Learning Commons, led by President Sandra Liu Huang, is building shared infrastructure—including Knowledge Graphs and datasets—to translate decades of learning science research into classroom products and AI tools. The initiative emerged from discussions with Auditi Chakravarty, CEO of the Advanced Education Research and Development Fund, about a persistent problem: fragmented academic research on optimal learning conditions and instructional strategies remains inaccessible to teachers developing lesson plans in real time.

Fast Company published a practical guide on April 18, 2026, on properly redacting sensitive information from PDFs before uploading them to ChatGPT and other AI chatbots. The article emphasizes using tools that permanently delete underlying text—such as Apple's Preview app—rather than ineffective markup methods like highlighting. A critical caveat: logged-in accounts still link all uploads to user identities, creating a privacy trail even when documents appear redacted.

Defunct startups are selling their internal communications—Slack messages, emails, Jira tickets—to AI companies for training data, with individual deals ranging from $10,000 to hundreds of thousands of dollars. Cielo24, a now-shuttered software firm, sold its entire digital footprint for hundreds of thousands of dollars, according to CEO Shanna Johnson. SimpleClosure, a startup that helps companies manage shutdowns, launched a tool to facilitate these sales and has processed 100 deals over the past year.
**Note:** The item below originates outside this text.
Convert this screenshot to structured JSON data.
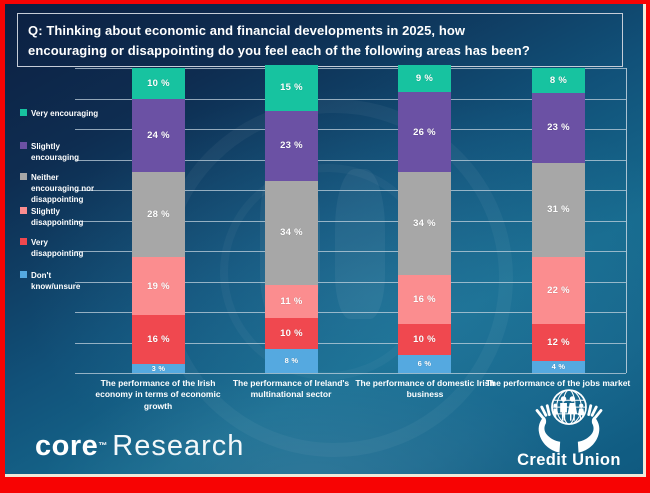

Apple's integration of ChatGPT into Siri through Apple Intelligence creates a privacy pathway for iPhone users seeking to access the AI tool without creating an OpenAI account. The feature, available through Settings > Apple Intelligence & Siri > ChatGPT, masks user IP addresses and shares only general location data with OpenAI. Queries routed through this method are excluded from OpenAI's model training and are not retained on OpenAI servers, except where legally required. Users activate the feature by saying "Use ChatGPT to..." after enabling it in settings.